120mm, Yountville, CA 1982
I don't know that I fell in love with photography all at once. My first love in art was with painting, specifically spray painting large canvases I stretched myself.
But as a student in class photography began to take hold as I learned the darkroom, chemistry and optics, and the medium began to seduce me with its charms. I learned that by leaving a print in the developer longer as the image came up I could get a richer black, that I could vary the contrast of a black and white image and control the overall color by what toner I used in what concentration and for how long. This was a gradual realization that photography was capable of being very beautiful, rich and rewarding when practiced with skill.
8 x 10 in Western MA about 1990
I gravitated towards larger format over those years, drawn by a slower pace, a camera on a tripod and exposure time spread out often over several seconds. I liked the challenge of making a good print, the craft and even the difficulty for I was learning in the late 60's and early 70's that mastering this medium was hard, that commonplace photography was easy but that really great photography took patience and depth of understanding. And practice, practice practice!
8 x 10 Blackwater Dam, NH about 1997
I found it a great challenge to harness the light, the focal length and aperture settings, the right view camera movements, the right film developing and then to use an expanding set of skills to work the paper and chemicals in the darkroom to get a fine print. It was not easy to become a master photographer.
All this became a singular obsession as photography took hold. For the first time in my life I was a good student, applying theory and criticism into practice and actuality.
Now, it is all different, although I lean on years of experience to tell me what a good print looks like. I thoroughly respect what we have now, an amazing ability to make a final image exactly as we want it to be, to make adjustments on a very fine scale, with software, sliders and a good calibrated screen. But somehow our digital process is a little colder, a little more analytical and therefore a little less passionate.
Still love the medium? Absolutely. But I believe we are where the ends justify the means for I am making photographs now that are of such consummate quality that they relegate older film-based photographs of mine as vintage and good for their day but not as good as what is possible now. I would include 25 years of output from 8 x 10 film in that mix.

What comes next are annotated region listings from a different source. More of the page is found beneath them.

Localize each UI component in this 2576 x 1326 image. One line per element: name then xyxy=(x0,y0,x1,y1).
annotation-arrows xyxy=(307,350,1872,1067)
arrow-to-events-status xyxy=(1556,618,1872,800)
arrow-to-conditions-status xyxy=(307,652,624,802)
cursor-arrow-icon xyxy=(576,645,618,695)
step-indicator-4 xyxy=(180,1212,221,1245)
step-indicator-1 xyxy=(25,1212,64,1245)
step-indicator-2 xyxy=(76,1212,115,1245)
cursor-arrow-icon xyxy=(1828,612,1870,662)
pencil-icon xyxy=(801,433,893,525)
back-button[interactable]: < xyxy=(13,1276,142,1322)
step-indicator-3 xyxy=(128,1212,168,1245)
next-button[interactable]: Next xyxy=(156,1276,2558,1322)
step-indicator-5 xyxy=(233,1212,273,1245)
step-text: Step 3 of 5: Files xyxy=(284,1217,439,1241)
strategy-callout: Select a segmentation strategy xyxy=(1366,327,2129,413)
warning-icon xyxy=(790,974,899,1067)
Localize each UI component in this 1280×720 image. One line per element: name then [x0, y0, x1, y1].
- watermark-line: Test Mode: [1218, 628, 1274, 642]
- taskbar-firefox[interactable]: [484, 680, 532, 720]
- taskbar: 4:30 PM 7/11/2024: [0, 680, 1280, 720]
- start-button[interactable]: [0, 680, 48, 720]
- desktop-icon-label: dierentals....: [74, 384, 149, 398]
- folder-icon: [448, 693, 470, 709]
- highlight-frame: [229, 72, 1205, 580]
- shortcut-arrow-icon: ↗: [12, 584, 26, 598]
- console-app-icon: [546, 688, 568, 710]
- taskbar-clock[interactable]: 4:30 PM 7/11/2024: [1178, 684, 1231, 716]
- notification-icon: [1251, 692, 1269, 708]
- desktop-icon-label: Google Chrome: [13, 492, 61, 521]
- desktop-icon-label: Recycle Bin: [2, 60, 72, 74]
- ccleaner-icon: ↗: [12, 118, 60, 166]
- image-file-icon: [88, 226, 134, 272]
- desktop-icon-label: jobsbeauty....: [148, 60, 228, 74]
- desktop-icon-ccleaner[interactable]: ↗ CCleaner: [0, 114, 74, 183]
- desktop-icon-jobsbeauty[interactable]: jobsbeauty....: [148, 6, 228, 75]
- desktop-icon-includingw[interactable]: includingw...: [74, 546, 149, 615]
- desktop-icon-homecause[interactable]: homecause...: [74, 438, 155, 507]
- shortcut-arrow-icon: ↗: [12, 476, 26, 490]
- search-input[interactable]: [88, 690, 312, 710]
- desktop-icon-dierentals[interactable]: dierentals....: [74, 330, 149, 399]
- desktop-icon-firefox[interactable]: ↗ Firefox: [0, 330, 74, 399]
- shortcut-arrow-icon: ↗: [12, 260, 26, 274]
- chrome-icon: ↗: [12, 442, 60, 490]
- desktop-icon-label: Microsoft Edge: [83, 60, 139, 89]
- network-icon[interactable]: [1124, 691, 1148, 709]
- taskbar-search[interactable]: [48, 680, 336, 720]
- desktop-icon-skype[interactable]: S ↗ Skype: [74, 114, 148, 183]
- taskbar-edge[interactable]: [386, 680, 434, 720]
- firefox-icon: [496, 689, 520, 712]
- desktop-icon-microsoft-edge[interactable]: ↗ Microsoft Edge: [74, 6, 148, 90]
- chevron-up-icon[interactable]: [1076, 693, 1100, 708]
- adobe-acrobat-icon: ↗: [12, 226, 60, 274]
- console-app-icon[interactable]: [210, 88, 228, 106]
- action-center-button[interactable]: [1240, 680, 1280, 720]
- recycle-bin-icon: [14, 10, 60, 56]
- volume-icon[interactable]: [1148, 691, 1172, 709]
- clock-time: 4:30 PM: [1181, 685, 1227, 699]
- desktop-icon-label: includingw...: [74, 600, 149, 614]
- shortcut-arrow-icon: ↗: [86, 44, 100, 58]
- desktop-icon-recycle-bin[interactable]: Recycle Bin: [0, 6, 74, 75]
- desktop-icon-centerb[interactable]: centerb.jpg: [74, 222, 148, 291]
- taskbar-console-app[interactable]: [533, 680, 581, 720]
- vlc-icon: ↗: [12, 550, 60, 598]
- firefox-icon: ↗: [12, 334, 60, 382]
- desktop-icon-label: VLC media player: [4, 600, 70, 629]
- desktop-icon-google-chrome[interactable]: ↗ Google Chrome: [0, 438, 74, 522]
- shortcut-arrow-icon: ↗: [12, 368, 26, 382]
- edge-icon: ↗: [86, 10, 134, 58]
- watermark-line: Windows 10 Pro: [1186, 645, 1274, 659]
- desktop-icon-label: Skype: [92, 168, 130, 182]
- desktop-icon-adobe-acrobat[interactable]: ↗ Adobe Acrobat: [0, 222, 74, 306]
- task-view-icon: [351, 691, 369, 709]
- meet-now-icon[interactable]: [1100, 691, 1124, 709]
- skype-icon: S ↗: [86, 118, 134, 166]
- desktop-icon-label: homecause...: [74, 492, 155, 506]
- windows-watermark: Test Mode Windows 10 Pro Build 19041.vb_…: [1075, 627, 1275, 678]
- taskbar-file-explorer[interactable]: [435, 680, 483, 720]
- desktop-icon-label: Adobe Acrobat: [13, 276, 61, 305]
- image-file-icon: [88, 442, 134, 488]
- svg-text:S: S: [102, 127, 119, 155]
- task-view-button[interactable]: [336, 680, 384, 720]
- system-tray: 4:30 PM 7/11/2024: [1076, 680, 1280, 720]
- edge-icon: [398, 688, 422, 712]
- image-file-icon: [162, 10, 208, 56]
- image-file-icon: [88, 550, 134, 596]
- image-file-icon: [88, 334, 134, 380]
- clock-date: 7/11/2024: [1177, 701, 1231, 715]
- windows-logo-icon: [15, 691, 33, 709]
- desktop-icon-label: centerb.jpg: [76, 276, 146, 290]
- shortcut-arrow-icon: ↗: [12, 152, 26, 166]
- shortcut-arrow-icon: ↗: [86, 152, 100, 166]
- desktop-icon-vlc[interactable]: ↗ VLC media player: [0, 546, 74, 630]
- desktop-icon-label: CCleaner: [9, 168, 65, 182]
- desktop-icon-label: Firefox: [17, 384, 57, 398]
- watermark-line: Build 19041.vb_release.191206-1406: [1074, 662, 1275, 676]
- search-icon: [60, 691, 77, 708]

Digital, Imperial Sand Dunes, CA 2013
Digital, Nantucket, MA 2014
Digital, Somerville, MA 2017
Digital, San Jose, CA 2018
Of course, I've only addressed my own work and history here, not extrapolating out to this "then versus now" comparison in the work of others or the huge changes to the medium itself. Perhaps this should be another post and I wonder if you'd like to weigh in here in the question of what we have gained but also lost in recent times. Nostalgia for an old system, quaint and archaic? Or "get with the program", don't look back, relegate history to the dumpster because its irrelevent and move on.